Speaking of which, yes, even if you’re a police officer or a firefighter or a soldier, you’re still a “public employee.”

It’s odd these people identify with The 53% because so many of their lives are made measurably and objectively worse by the SAE pairing of corporate money and influence with government authority that OWS is protesting. If a loved one is battling cancer, it should bother you that insurers have so many ways they could cancel a policy for the crime of being sick. If you’re struggling to make payments on your home, it should bother you that lenders regularly commit fraud by threatening people with foreclosure even when they don’t have the legal authority to do so. It should bother you that the largest banks in America are free to walk away from bad debts as good business sense, but the idea that ordinary, everyday people might do the same with their mortgages and student loans is taken to be a sign of ignorance and moral sickness.

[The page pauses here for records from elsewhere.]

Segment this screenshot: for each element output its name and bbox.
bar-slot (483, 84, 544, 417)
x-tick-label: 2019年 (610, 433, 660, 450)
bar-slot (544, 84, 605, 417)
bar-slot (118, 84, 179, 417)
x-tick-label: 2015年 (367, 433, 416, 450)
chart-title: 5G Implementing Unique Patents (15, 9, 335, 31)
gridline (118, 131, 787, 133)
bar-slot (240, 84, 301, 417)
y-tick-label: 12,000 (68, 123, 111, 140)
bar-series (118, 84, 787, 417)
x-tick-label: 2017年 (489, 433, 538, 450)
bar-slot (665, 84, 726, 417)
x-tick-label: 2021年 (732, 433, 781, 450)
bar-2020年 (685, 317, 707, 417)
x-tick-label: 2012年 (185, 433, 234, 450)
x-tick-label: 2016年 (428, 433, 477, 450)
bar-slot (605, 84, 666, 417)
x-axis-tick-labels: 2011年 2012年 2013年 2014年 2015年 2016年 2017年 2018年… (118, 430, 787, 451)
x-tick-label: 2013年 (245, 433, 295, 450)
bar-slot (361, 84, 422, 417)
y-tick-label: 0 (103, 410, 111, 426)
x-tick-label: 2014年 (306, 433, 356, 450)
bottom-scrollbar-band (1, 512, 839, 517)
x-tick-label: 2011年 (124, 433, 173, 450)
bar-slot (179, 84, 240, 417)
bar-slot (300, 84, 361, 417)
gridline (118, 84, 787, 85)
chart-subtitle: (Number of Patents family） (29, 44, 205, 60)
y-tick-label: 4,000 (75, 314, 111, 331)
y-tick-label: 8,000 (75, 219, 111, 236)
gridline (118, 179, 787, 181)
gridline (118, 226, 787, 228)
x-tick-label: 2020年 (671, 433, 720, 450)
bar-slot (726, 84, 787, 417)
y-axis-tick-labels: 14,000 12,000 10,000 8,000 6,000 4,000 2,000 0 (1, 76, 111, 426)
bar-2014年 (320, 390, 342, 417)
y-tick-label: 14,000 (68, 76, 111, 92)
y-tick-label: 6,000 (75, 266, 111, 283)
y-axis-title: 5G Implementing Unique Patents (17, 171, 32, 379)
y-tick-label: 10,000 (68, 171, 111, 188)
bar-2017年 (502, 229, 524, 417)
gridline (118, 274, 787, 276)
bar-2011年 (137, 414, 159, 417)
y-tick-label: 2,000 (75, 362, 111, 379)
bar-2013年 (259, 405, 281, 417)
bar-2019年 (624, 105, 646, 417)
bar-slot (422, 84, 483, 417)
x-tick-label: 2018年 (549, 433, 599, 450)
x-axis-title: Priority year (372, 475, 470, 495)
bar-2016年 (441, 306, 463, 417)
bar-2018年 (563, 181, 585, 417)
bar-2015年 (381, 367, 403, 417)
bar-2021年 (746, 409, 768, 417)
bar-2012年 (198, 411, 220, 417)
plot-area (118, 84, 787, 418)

The 53% and the OWS protesters likely have quite a bit in common. The protestors are angry at the pattern mutual glad-handing between the wealthiest business interests in America and the federal government that resulted in the worst economy since the Great Depression. The 53% are living proof of just how bad the economy actually is, but The 53% don’t just disagree with the protesters’ criticism. They’re also angry — viscerally angry — that anyone would dare to protest at all.

I don’t understand that impulse. Thinking about it makes me angry, actually. Thankfully, some intrepid soul started a rival site, at Not much about The 53% makes a whole lot of sense, but at least they can provide a good, unintentional laugh.